無駄な偽物の目標を定められ、からかわれ食い物にされる。
初めから失敗が設定されていて、出口戦略がない。
名ばかり正社員だの遣り甲斐搾取だのが蔓延している中、話を合わせるだけ合わせて無茶な仕事を避けてコンビニに寄生する形で過ごしてきた。アルバイトと待遇が同じなのに、ハタラキホーダイプランに変更してもらう必要などないからだ。そこは蟻に任せ、話を合わせて蟻のふりをする。

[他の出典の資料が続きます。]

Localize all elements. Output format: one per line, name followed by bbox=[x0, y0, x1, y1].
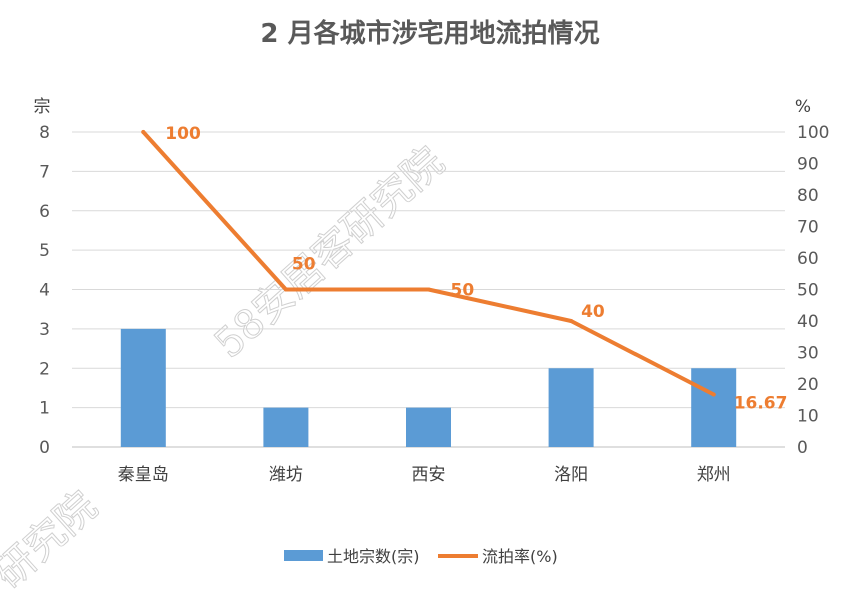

巣の中にエサがあれば食べるし、賃金を得て蟻と同じように家に持ち帰る。
結局、自分を守るためにそうなったのだ。
小景、朝、キッチン
「まあ店長、そこはね、へんな話オーナーがどれくらいシフト入れてくれるかによるから……」
「いやいや落書きの介さんめちゃめちゃ仕事できますもん!ガイジンなんかよりよっぽど入れますって!レジもめちゃ丁寧で早いし」
「そりゃ無駄に長いんだから雑用も手早くなるよ、そんだけの話です」
「落書きの介さんじゃないと困るんだよなー、いやもう全部朝のラッシュまでにさっと終わらせてもらってさ、そこからもう他の仕事できますから……で、聞いて欲しいんですけど」
「何ですか?」
「クルーの衛生レベルをもっと引き上げていくと店内調理のメニューが増やせるんですよ。IH調理器使う隠しメニューとかあるんです」
「へぇ、IH?店で、コンビニで飯炊く以上に、実際に煮炊きするってこと?すごいな……そんなのあるんですか。知らなかった」
「普通のクルーさんのシフトだとこんなん朝やってらんないんですけど、落書きの介さんがきっちりやってもらえればやっていけると思うんですよ。そしたら店内で実際に注文もらってから作ったりもできますし、ほっともっとみたいに」
「…………いい考えだと思いますよ。そうだ、ホットドッグやポテトなんかも注文してもらって、ファストフード店みたいにイートインのテーブルにサーブしていくみたいな形にしたらどうです?コーヒーなんかもこっちで入れてお持ちしたりして。飲食店併設みたいなコンビニにしたら近隣と差別化できるじゃないですか。緑のお店はイートイン逆に廃止するらしいですし」
「いいですねぇ、いやほんとに、落書きの介さん。いい考えだと思います。このへん何もないですもんね、ファストフード」
「トレーやお皿も百均で揃いますし、あんまりお金かけずに始められそうですし、まあ自分がこのお店続けられるかはわかりませんけど」
「いやいや、落書きの介さん、ほんとよろしくお願いします。」
どれもどこかでストップのかかるあり得ない話。
だから自分はこう成り果てたんだと思う。